Conditions: hot, sunny.

Distance: About 5 miles in all.

Rating: three and half stars.

Sunday, 13 June 2010

Poole Quay to Sandbanks

Poole Quay

A day trip to Poole and we embarked on this walk to Sandbanks, Poole's finest beach and one of the UK's most expensive property locations.

We walked along the lively Quay with some nice old buildings as well as the inevitable amusement arcade and fish and chip shop and past a new development of flats and shops. Along past the old lifeboat house and soon we reached the promenade around the large Baiter Park. Already it was much quieter.

The next section of promenade bordered the much smaller Whitecliff Park. Benches were helpfully placed at frequent intervals and it was easy to imagine settling down with a book and glancing from time to time out to the vast harbour.

At the end of this section we detoured for a refreshing drink in the pleasant Cafe in Poole Marina.

In fact this was the end of the promenade and the route led through a residential area to follow the busy Sandbanks Road for some distance. Eventually we reached Evening Hill on the seaward side. This pleasant grassy area offers an escape from the road and presents lovely views over the harbour.

We descended from here, still following the road, to come to an area favoured by wind surfers and kite surfers. We admired a small forest of kites and the dramatic stunts of the surfers.

We now finally reached Sandbanks proper but still had to follow the road on the harbour side. At last a gap in the houses allowed us through to the main Sandbanks beach with a promenade behind it.

We struggled along the sand a bit further after it ended and were rewarded with a fine view over to Old Harry, the rock which marks the easternmost point of the Isle of Purbeck.

We returned to the road and had an excellent, if rather extravagant, lunch in the Shore Cafe, which we capped off by dancing to the very good live band.

We then struggled on up the road to reach the tip of Sandbanks from which there is a ferry over the narrow stretch of water to the Isle of Purbeck and Swanage.


This had proved to be a rather longer walk than we had expected and we opted to return by ferry - a first! We first crossed to Brownsea Island, which is owned by the National Trust and contains a nature reserve, as well as a former castle now used as a hotel for employees of the John Lewis Partnership and the Baden-Powell Outdoor Centre. The castle can seen in this view from Sandbanks towards Brownsea.

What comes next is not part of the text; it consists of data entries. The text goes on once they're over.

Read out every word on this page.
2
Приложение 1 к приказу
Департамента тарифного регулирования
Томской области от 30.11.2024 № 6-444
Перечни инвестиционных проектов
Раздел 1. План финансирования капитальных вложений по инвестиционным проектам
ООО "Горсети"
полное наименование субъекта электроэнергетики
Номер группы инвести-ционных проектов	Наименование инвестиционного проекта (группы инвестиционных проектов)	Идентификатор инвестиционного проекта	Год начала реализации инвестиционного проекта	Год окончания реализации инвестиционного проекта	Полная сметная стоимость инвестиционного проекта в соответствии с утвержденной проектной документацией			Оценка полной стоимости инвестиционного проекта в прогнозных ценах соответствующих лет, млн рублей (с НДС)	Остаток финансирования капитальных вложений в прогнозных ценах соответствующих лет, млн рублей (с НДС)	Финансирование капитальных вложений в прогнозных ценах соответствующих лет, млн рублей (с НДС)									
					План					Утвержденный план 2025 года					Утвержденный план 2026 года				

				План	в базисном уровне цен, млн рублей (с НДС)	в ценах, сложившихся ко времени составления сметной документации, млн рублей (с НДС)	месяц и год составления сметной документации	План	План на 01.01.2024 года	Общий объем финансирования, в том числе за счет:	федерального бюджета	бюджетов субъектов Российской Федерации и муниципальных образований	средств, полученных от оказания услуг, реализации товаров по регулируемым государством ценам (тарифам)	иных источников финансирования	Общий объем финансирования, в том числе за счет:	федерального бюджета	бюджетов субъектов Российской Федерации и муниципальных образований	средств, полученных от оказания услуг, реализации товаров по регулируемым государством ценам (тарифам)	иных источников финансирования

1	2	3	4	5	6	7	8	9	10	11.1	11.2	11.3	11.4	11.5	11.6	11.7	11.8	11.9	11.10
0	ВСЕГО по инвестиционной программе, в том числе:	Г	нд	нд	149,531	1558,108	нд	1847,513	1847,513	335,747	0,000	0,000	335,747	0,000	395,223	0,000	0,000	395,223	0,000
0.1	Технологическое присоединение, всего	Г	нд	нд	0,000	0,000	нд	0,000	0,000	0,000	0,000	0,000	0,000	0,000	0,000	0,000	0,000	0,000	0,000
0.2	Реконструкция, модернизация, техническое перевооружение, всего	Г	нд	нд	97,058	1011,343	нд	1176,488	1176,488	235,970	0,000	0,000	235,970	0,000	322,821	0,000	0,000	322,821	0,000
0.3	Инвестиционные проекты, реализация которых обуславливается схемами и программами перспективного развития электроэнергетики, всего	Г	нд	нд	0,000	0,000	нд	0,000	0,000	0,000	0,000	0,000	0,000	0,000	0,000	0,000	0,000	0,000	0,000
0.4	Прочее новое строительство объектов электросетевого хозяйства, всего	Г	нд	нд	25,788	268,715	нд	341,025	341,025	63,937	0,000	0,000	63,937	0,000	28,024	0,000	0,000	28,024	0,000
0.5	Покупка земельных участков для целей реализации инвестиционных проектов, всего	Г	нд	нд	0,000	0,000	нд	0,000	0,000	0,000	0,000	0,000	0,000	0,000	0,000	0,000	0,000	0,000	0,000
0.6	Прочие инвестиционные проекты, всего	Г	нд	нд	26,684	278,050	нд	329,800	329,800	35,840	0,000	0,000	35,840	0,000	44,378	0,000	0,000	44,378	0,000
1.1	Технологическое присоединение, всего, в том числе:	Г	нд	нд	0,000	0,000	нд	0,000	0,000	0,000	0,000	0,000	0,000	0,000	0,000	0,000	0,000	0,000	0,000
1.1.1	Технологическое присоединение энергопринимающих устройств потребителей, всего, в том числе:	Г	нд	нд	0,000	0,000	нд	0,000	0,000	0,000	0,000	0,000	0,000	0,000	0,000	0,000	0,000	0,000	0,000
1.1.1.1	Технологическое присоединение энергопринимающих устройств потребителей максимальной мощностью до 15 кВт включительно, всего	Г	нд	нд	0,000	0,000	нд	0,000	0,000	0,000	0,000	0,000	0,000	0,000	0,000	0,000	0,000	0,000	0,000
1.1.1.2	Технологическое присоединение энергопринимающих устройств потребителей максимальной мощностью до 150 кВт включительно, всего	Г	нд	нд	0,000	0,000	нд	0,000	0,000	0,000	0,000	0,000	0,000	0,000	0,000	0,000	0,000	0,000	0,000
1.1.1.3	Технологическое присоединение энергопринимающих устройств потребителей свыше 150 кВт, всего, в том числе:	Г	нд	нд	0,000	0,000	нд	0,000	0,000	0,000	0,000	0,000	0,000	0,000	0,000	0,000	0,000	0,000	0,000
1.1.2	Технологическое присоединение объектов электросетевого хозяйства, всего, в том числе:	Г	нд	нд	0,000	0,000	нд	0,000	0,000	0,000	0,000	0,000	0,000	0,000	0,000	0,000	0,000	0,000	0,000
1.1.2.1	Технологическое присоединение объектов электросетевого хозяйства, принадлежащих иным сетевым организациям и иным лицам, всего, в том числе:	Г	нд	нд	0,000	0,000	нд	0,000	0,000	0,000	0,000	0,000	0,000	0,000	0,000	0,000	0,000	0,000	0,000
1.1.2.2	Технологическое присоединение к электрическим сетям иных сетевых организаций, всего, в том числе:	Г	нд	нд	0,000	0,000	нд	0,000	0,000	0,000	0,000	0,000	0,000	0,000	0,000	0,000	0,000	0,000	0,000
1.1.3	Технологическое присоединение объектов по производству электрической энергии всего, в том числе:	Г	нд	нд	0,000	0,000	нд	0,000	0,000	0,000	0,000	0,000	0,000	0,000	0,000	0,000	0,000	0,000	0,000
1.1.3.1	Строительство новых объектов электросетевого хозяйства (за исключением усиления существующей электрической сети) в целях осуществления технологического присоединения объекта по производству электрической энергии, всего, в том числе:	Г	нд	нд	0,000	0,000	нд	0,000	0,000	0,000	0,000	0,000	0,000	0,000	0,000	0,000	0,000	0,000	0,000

A further ferry returned us to Poole Quay.

Conditions: sunny, hot.

Distance: about 6 miles.

Rating: three stars. The long road section was a bit gruelling.

Sunday, 6 June 2010

Broadway Tower to Stanton (Cotswold Way 2)

The Broadway Tower

Time to continue our struggle with the Cotswold Way with our friends from Cirencester. We did the thing with the two cars and set off downhill from the Broadway Tower. (The weather was rather grey so I have used a photo from last time.) Soon we saw the clear undulating residue of a ridge and furrow field system on the slope.

We reached the upper end of Broadway High Street and walked along it, past the Lygon (pronounced liggon) Arms, where I recently had a birthday celebration and took this photo.

Left at the village green and then right brought us across fields to then climb up to Broadway Coppice.

We went through the copse and followed the field edge to reach the top of the combe in which the pretty village of Buckland sits - we did this circular walk from Broadway to Buckland during the birthday weekend.

The path then follows a track and skirts Shenbarrow Hill, before making a long and quite steep descent.

Fine views were offered on the way down.

Once we reached the delightful village of Stanton we repaired to the superb Mount Inn for an excellent lunch. And now the rain, which had threatened all morning, finally started to fall.

Conditions: cloudy, threat of rain, mild.

Distance: 6 miles.

Rating: four stars.


I am a bit disappointed with today's photos: not many, no flowers, not much inspiration. I did not really seem to be in the mood and the dull weather did not help. Also we were talking a lot and it seems more disruptive to keep stopping to take pictures when you are four rather than two.